For the price of a PC and an Internet connection, a marketer can send out millions of come-ons for Viagra, mortgage refinancing and easy-to-obtain college degrees.
But what if each e-mail message cost something to send perhaps a penny or less? Might that stop spammers from hitting the "send" button so indiscriminately?
The idea has been bandied about for years, but it gained prominence in January when Bill Gates, chairman of Microsoft Corp., predicted that the most likely cure for spam would be "monetary."

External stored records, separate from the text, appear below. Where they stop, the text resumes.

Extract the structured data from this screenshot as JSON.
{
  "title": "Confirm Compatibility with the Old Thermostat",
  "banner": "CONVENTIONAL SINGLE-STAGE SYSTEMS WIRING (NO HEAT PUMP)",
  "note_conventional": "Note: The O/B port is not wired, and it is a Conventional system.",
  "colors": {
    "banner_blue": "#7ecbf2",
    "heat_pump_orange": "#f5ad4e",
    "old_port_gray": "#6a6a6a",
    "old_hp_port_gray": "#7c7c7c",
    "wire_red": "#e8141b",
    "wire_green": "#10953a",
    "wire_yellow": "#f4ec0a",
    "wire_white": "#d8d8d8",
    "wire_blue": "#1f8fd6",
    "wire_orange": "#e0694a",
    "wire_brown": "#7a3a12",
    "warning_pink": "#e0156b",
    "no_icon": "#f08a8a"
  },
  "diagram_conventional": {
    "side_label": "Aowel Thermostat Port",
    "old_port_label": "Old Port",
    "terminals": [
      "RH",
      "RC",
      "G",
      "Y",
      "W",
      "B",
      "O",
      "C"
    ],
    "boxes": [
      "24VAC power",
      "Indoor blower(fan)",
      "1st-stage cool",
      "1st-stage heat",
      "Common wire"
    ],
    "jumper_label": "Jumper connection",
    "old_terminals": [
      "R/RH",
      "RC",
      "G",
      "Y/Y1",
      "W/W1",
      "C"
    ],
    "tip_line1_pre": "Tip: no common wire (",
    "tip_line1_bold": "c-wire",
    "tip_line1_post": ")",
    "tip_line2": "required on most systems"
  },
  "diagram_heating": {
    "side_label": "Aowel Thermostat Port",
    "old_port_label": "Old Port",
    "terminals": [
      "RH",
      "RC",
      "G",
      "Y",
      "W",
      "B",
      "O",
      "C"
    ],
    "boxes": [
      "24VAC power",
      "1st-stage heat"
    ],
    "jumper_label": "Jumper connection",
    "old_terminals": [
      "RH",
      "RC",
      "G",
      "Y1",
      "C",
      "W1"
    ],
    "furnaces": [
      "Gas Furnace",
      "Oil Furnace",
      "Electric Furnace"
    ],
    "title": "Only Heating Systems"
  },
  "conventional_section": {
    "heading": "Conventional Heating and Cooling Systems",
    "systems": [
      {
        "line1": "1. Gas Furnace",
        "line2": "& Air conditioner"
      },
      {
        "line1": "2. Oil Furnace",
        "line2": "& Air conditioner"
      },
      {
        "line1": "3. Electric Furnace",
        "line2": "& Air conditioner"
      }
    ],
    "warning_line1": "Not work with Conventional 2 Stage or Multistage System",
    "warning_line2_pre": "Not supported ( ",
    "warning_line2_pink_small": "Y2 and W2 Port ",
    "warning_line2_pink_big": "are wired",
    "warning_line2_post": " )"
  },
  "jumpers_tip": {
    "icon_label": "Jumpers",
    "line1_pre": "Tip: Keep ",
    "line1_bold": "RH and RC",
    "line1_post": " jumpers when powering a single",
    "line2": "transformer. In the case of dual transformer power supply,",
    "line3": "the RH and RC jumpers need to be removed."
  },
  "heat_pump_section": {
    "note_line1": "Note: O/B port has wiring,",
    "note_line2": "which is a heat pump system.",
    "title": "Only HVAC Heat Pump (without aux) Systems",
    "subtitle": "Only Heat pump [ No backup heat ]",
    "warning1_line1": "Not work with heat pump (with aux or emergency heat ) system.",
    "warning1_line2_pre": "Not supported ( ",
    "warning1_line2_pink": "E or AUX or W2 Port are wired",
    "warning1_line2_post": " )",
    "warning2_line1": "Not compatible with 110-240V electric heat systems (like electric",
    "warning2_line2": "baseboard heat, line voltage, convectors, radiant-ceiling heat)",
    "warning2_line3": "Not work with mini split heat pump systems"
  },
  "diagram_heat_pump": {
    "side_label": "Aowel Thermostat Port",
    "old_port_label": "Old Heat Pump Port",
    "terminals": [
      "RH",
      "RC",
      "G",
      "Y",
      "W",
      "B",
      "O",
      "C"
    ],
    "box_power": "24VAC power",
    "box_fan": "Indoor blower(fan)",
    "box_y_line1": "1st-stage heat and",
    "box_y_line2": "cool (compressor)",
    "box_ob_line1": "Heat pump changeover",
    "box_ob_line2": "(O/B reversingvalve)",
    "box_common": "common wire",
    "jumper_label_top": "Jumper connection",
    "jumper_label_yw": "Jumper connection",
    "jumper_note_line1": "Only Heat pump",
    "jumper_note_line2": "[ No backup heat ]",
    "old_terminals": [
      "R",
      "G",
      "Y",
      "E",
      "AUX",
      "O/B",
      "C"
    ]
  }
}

Gates, speaking at the World Economic Forum in Switzerland, envisioned something like this: People would set a fee for accepting e-mail from strangers. If the e-mail turned out to be welcome say, from a long-lost relative the recipient could waive the fee.
Neither Gates nor Microsoft has much more to say about the idea than that. But John Thompson, the chief executive officer of Symantec one of the leading anti-virus software makers has endorsed some variant of that idea. Regular junk mailers, he told PC magazine this month, are held in check by the need to pay for postage.
"If you take the same concept and apply it to the digital world, what you get is a charge system for bulk mail over the Internet," he said.
A charge as low as a quarter of a penny "would crush spammers' business model," according to a December report by Forrester Research, a technology consulting firm in Cambridge, Mass.
"Something needs to hit the pocketbooks of the mailers in order to ultimately solve the problem for the long term," said Elana Anderson, a senior analyst at Forrester.
For now, the tech industry is, appropriately, focusing on a technological solution to spam because so much of the problem is generated by shady marketers if they're selling anything at all who hide behind fake e-mail addresses, routing their messages through unsecure holes in the Internet.
Microsoft, for example, is developing what it calls a "Caller ID for E-mail" that will block any message if the sender's identity can't be verified.